Participaram deste estudo 100 alunos, sendo do primeiro período 38, do segundo período 36 e do terceiro período 26. Os contribuintes da pesquisa contemplam ambos os sexos, sendo a prevalência maior do sexo feminino com 71 % em relação aos 21% do sexo masculino.
O plano de recrutamento foi realizado por meio de convite formal, divulgado em sala de aula e plataformas digitais de alunos da instituição, como grupos de WhatsApp. Em termos de procedimentos, a pesquisa utilizou o Inventário de Fobia Social (SPIN), para medir a intensidade e a prevalência de sintomas do TAS e perguntas relacionadas ao tema para identificar em qual situação social observa-se um maior impacto dessa patologia. Os dados coletados foram analisados para calcular a prevalência geral nos períodos acadêmicos analisados.

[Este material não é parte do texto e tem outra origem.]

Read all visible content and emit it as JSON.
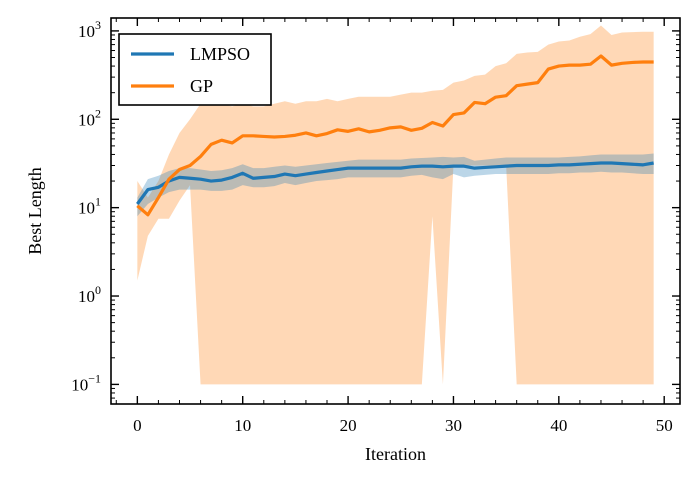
{
  "chart_data": {
    "type": "line",
    "xlabel": "Iteration",
    "ylabel": "Best Length",
    "yscale": "log",
    "xlim": [
      -2.5,
      51.5
    ],
    "ylim": [
      0.06,
      1400
    ],
    "xticks": [
      0,
      10,
      20,
      30,
      40,
      50
    ],
    "yticks": [
      {
        "value": 0.1,
        "base": "10",
        "exp": "−1"
      },
      {
        "value": 1,
        "base": "10",
        "exp": "0"
      },
      {
        "value": 10,
        "base": "10",
        "exp": "1"
      },
      {
        "value": 100,
        "base": "10",
        "exp": "2"
      },
      {
        "value": 1000,
        "base": "10",
        "exp": "3"
      }
    ],
    "legend_position": "top-left",
    "x": [
      0,
      1,
      2,
      3,
      4,
      5,
      6,
      7,
      8,
      9,
      10,
      11,
      12,
      13,
      14,
      15,
      16,
      17,
      18,
      19,
      20,
      21,
      22,
      23,
      24,
      25,
      26,
      27,
      28,
      29,
      30,
      31,
      32,
      33,
      34,
      35,
      36,
      37,
      38,
      39,
      40,
      41,
      42,
      43,
      44,
      45,
      46,
      47,
      48,
      49
    ],
    "series": [
      {
        "name": "LMPSO",
        "color": "#1f77b4",
        "band_color": "#1f77b4",
        "values": [
          11,
          16,
          17,
          20,
          22,
          21.5,
          21,
          20,
          20.5,
          22,
          24.5,
          21.5,
          22,
          22.5,
          24,
          23,
          24,
          25,
          26,
          27,
          28,
          28,
          28,
          28,
          28,
          28,
          29,
          29.5,
          29.5,
          29,
          29.5,
          29.5,
          28,
          28.5,
          29,
          29.5,
          30,
          30,
          30,
          30,
          30.5,
          30.5,
          31,
          31.5,
          32,
          32,
          31.5,
          31,
          30.5,
          32
        ],
        "lower": [
          8,
          11,
          13,
          15,
          16,
          16,
          16,
          15.5,
          15.5,
          16,
          18,
          17,
          17,
          17.5,
          19,
          18,
          19,
          20,
          20.5,
          21,
          22,
          22,
          22,
          22,
          22,
          22,
          23,
          23.5,
          22,
          21,
          24,
          22,
          23,
          23.5,
          24,
          24,
          24,
          24,
          24,
          24,
          24.5,
          24.5,
          25,
          25,
          25.5,
          25,
          25,
          24.5,
          24,
          24
        ],
        "upper": [
          13,
          21,
          23,
          26,
          28,
          28,
          27,
          26,
          26.5,
          28,
          31,
          28,
          28,
          29,
          30,
          29,
          30,
          31,
          32,
          33,
          34,
          35,
          35,
          35,
          35,
          35,
          36,
          36.5,
          37,
          37.5,
          37,
          37.5,
          34,
          35,
          36,
          37,
          37,
          37,
          37,
          37,
          37,
          37.5,
          38,
          39,
          40,
          40,
          40,
          40,
          40,
          41
        ]
      },
      {
        "name": "GP",
        "color": "#ff7f0e",
        "band_color": "#ff7f0e",
        "values": [
          10.5,
          8.3,
          13,
          21,
          27,
          30,
          38,
          52,
          58,
          54,
          65,
          65,
          64,
          63,
          64,
          66,
          70,
          65,
          69,
          76,
          73,
          78,
          72,
          75,
          80,
          82,
          75,
          79,
          92,
          84,
          113,
          118,
          155,
          150,
          178,
          185,
          240,
          250,
          260,
          370,
          400,
          410,
          410,
          420,
          520,
          410,
          430,
          440,
          445,
          445
        ],
        "lower": [
          1.5,
          4.8,
          7.5,
          7.5,
          12,
          18,
          0.1,
          0.1,
          0.1,
          0.1,
          0.1,
          0.1,
          0.1,
          0.1,
          0.1,
          0.1,
          0.1,
          0.1,
          0.1,
          0.1,
          0.1,
          0.1,
          0.1,
          0.1,
          0.1,
          0.1,
          0.1,
          0.1,
          8,
          0.1,
          30,
          30,
          30,
          30,
          30,
          30,
          0.1,
          0.1,
          0.1,
          0.1,
          0.1,
          0.1,
          0.1,
          0.1,
          0.1,
          0.1,
          0.1,
          0.1,
          0.1,
          0.1
        ],
        "upper": [
          20,
          13,
          20,
          40,
          70,
          100,
          150,
          170,
          150,
          140,
          150,
          140,
          140,
          150,
          160,
          150,
          160,
          160,
          170,
          160,
          170,
          180,
          180,
          180,
          180,
          190,
          200,
          200,
          210,
          215,
          260,
          275,
          310,
          320,
          400,
          430,
          550,
          570,
          580,
          700,
          760,
          780,
          860,
          920,
          1150,
          900,
          960,
          970,
          980,
          980
        ]
      }
    ]
  }
}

O SPIN foi escolhido pois é um questionário de autoavaliação amplamente utilizado e foi projetado para rastrear e mensurar o transtorno de ansiedade social. Contém 17 perguntas que avaliam aspectos como medo, evitação e os sintomas fisiológicos relacionados ao TAS, sendo cada item avaliado em uma escala de 0 (Nada) a 4 (Extremamente). Já para avaliar o impacto desse transtorno nos alunos foram aplicadas 9 perguntas objetivas de sim ou não, que visam analisar a interferência da fobia social na interação desses alunos com seus colegas e sua realidade acadêmica.
3 ANÁLISE DOS DADOS
3.1 Prevalência total.
Do total de 100 alunos entrevistados, apenas 87 foram elegíveis para a avaliação plena desse estudo, já que 13 desses 100 alunos não preencheram os critérios estabelecidos para esse estudo: critério de idade cujo entrevistado deveria preencher se possuía idade maior de 17 e menor de 40 anos. Já o critério de doença psiquiátrica estabelecida o entrevistado deveria responder que não possuía doença psiquiátrica previamente diagnosticada.

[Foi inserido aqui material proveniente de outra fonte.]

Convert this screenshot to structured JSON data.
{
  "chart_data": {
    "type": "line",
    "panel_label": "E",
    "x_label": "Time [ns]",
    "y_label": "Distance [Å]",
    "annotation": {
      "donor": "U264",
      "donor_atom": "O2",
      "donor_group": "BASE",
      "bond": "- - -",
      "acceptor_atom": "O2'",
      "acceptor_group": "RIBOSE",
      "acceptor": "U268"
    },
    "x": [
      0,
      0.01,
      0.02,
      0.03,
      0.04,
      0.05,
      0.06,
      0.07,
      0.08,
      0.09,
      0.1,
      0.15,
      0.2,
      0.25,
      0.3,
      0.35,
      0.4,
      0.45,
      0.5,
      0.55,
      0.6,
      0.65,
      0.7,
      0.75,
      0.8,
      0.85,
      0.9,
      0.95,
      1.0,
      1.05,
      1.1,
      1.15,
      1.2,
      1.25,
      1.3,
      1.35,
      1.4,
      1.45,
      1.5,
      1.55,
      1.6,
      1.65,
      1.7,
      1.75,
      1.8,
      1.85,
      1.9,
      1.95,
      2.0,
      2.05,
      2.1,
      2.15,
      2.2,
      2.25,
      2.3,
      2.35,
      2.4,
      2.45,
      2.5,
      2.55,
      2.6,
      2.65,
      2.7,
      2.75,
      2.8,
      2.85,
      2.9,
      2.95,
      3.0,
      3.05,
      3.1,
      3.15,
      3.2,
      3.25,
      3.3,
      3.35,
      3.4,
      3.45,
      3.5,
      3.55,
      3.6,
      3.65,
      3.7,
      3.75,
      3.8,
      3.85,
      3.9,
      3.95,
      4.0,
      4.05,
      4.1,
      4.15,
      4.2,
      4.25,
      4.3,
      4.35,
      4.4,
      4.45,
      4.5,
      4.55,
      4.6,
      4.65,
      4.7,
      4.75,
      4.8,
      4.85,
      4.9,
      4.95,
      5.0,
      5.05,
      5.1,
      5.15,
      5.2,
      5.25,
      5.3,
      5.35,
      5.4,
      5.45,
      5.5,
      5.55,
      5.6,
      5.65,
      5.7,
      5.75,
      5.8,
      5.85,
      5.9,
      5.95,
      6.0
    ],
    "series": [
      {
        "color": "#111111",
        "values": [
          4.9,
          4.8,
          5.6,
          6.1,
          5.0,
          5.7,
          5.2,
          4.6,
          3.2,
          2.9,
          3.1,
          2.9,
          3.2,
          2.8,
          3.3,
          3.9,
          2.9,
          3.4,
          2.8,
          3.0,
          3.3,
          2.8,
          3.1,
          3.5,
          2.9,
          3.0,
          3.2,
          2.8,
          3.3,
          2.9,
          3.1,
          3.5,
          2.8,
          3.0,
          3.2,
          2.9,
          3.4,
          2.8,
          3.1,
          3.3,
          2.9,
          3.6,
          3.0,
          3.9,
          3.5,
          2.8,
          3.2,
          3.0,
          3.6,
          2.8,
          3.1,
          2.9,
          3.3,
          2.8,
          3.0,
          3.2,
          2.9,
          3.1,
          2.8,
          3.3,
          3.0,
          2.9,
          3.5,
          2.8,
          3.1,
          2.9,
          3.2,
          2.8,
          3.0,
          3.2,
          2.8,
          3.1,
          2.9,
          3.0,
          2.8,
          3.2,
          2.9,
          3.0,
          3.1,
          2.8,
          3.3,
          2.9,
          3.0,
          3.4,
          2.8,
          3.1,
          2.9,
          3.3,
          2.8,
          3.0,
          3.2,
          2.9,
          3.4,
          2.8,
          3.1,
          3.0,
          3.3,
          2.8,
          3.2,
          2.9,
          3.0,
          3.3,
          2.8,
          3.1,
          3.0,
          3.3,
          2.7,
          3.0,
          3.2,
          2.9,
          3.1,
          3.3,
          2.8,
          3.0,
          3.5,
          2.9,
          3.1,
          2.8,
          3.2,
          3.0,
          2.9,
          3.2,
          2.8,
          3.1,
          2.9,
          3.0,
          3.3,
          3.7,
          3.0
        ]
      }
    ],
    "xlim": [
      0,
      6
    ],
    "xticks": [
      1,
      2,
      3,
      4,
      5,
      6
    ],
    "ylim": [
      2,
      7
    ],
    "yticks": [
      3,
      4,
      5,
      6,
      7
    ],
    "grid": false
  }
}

Como a Tabela 1 demonstra, dos 87 participantes, 29 alunos possuem ansiedade social grave, 21 alunos possuem uma manifestação moderada e 37 não possuem sintomas ou têm relevância clínica mínima. Logo, 50 dos 87 alunos apresentaram, segundo a classificação do Inventário de Fobia Social, manifestações do TAS consideradas moderadas ou graves.
Tabela 1 – Classificação do Transtorno de Ansiedade Social

Os achados deste estudo indicam uma elevada prevalência do transtorno de ansiedade social entre estudantes de medicina, com 57,5% dos participantes apresentando sintomas moderados ou graves. Esse resultado reforça a hipótese de que o ambiente acadêmico, especialmente em cursos intensos e altamente exigentes como medicina, atua como estressor psicológico significativo, contribuindo para o desenvolvimento e a manutenção do TAS (7,8).
Somado a isso, o valor que sugere que 57,5% dos acadêmicos possuem TAS — encontra respaldo em estudos internacionais conduzidos em contextos semelhantes. Na Arábia Saudita, Al-Johani et al, investigaram 5.896 estudantes de medicina de diferentes instituições públicas e privadas e encontraram uma prevalência geral de 51% de TAS (8). A semelhança entre os achados sugere que a presença do transtorno é robusta mesmo em realidades culturais distintas, reafirmando o impacto potencialmente universal da formação médica sobre a saúde mental dos estudantes (8).
Contudo, uma divergência importante está na categorização da gravidade: o estudo saudita reportou 8,21% dos estudantes com TAS severo e 4,21% com TAS muito severo, enquanto este estudo optou por agrupar os casos com SPIN ≥31 na categoria “grave”. Essa diferença metodológica pode dificultar comparações exatas de intensidade, mas não compromete o alinhamento dos dados gerais de prevalência. Vale destacar que, apesar da diferença nos critérios, os dois estudos apontam para níveis clínicos significativos de ansiedade social, o que fortalece a necessidade de atenção institucional sobre o tema.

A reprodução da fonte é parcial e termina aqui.